Steve King casually wields the language of the white supremacist. This is not the first time he has courted controversy on the subject of race in America: he single-handedly attempted to prevent Harriet Tubman from appearing on the $20-bill, and continues to have a Confederate flag at his desk in Washington. But what’s most important is to try and understand how an elected representative to the United States Congress can draw from the same font as Klansmen hearkening back to an age of pure-blooded Aryan supermen. How do his linguistic choices reinforce his tremendous political power? Subgroups, inferior races, savages, natives—these are all code for non-whites, routinely disparaged and dismissed in the Darwinian Age.
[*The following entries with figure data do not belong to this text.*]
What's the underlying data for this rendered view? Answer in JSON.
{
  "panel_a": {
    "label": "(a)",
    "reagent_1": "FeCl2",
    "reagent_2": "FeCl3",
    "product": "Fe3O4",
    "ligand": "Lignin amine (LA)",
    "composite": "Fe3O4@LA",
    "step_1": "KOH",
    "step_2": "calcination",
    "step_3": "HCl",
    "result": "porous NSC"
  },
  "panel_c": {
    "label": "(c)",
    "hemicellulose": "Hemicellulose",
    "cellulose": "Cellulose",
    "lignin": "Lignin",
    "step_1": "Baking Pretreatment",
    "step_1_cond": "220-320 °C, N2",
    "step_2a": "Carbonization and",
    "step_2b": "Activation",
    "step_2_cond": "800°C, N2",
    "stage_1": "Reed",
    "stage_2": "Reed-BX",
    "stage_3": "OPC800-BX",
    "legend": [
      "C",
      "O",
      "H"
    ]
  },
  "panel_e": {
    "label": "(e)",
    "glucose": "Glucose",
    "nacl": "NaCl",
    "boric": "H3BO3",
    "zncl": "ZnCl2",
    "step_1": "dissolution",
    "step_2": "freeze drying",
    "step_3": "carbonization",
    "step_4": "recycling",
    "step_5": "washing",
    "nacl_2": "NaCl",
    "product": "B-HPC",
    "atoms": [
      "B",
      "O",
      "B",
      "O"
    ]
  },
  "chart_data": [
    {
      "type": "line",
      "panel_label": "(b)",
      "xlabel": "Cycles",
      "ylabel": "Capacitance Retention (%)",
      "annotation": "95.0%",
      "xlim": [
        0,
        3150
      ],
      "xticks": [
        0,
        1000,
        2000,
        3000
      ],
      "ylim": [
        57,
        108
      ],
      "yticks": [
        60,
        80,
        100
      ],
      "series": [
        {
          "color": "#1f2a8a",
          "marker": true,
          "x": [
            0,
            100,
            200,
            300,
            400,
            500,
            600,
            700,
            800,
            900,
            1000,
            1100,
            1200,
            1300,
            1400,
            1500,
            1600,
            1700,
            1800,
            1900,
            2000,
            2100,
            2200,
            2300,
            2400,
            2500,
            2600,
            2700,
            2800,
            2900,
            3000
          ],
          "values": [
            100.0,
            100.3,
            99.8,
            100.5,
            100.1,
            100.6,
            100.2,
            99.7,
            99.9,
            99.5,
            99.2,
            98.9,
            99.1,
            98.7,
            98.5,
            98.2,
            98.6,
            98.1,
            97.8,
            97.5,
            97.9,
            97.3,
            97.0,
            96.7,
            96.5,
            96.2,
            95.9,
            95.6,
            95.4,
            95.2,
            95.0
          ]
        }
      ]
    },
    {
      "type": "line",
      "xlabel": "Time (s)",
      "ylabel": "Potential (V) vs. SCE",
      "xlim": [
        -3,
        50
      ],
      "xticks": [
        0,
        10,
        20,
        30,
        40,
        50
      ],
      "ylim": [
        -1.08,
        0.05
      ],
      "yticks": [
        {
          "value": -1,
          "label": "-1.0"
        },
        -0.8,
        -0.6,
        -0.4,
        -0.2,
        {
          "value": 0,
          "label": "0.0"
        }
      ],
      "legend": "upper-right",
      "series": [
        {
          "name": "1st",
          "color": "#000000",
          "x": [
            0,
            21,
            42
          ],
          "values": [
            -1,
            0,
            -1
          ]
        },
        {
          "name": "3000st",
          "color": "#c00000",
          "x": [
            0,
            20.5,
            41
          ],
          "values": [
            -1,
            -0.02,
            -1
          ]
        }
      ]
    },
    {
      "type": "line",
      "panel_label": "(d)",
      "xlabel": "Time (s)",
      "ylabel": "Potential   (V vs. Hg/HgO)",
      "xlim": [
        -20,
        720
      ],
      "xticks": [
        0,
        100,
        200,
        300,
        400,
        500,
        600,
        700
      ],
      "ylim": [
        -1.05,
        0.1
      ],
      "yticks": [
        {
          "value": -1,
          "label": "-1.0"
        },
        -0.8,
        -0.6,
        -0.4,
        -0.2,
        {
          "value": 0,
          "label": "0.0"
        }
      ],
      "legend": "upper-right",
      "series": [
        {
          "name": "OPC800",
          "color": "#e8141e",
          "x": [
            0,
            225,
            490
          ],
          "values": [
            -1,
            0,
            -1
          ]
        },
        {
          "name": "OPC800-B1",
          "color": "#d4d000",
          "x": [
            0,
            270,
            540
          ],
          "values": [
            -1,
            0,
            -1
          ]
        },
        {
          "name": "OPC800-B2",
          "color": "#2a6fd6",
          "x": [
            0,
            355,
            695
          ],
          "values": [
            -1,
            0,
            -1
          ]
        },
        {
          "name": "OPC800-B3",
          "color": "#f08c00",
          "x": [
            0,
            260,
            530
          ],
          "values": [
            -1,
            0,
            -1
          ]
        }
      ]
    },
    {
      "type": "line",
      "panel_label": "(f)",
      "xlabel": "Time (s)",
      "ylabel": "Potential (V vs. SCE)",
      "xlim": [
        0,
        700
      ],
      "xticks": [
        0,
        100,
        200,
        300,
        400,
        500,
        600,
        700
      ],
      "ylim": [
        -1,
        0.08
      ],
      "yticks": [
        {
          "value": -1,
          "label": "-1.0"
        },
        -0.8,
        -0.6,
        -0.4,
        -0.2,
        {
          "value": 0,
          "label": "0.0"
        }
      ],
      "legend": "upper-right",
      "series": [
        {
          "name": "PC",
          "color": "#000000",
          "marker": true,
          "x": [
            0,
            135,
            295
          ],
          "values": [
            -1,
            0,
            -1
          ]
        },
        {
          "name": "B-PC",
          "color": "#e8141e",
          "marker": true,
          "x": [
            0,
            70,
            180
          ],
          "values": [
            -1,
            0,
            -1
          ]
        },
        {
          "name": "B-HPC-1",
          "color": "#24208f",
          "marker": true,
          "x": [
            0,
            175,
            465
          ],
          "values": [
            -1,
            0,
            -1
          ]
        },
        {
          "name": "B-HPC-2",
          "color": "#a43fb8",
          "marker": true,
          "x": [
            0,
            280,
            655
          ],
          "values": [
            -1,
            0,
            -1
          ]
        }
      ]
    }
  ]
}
Gobineau believed that science, specifically phrenology, had proven the inferiority of all the groups who fell below the category of white European on his racial pyramid, and he posed this question: “Do all men possess in an equal degree an unlimited power of intellectual development?  In other words, has every human race the capacity for becoming equal to every other?  The question is ultimately concerned with the infinite capacity for improvement possessed by the species as a whole, and with the equality of races…. I deny both points.”

This is precisely the rhetoric that Hitler picked up on as he articulated the racial ideology that would define National Socialism in Germany, and, tragically, it now has become increasingly commonplace in our political discourse as the race for the White House heats up this summer.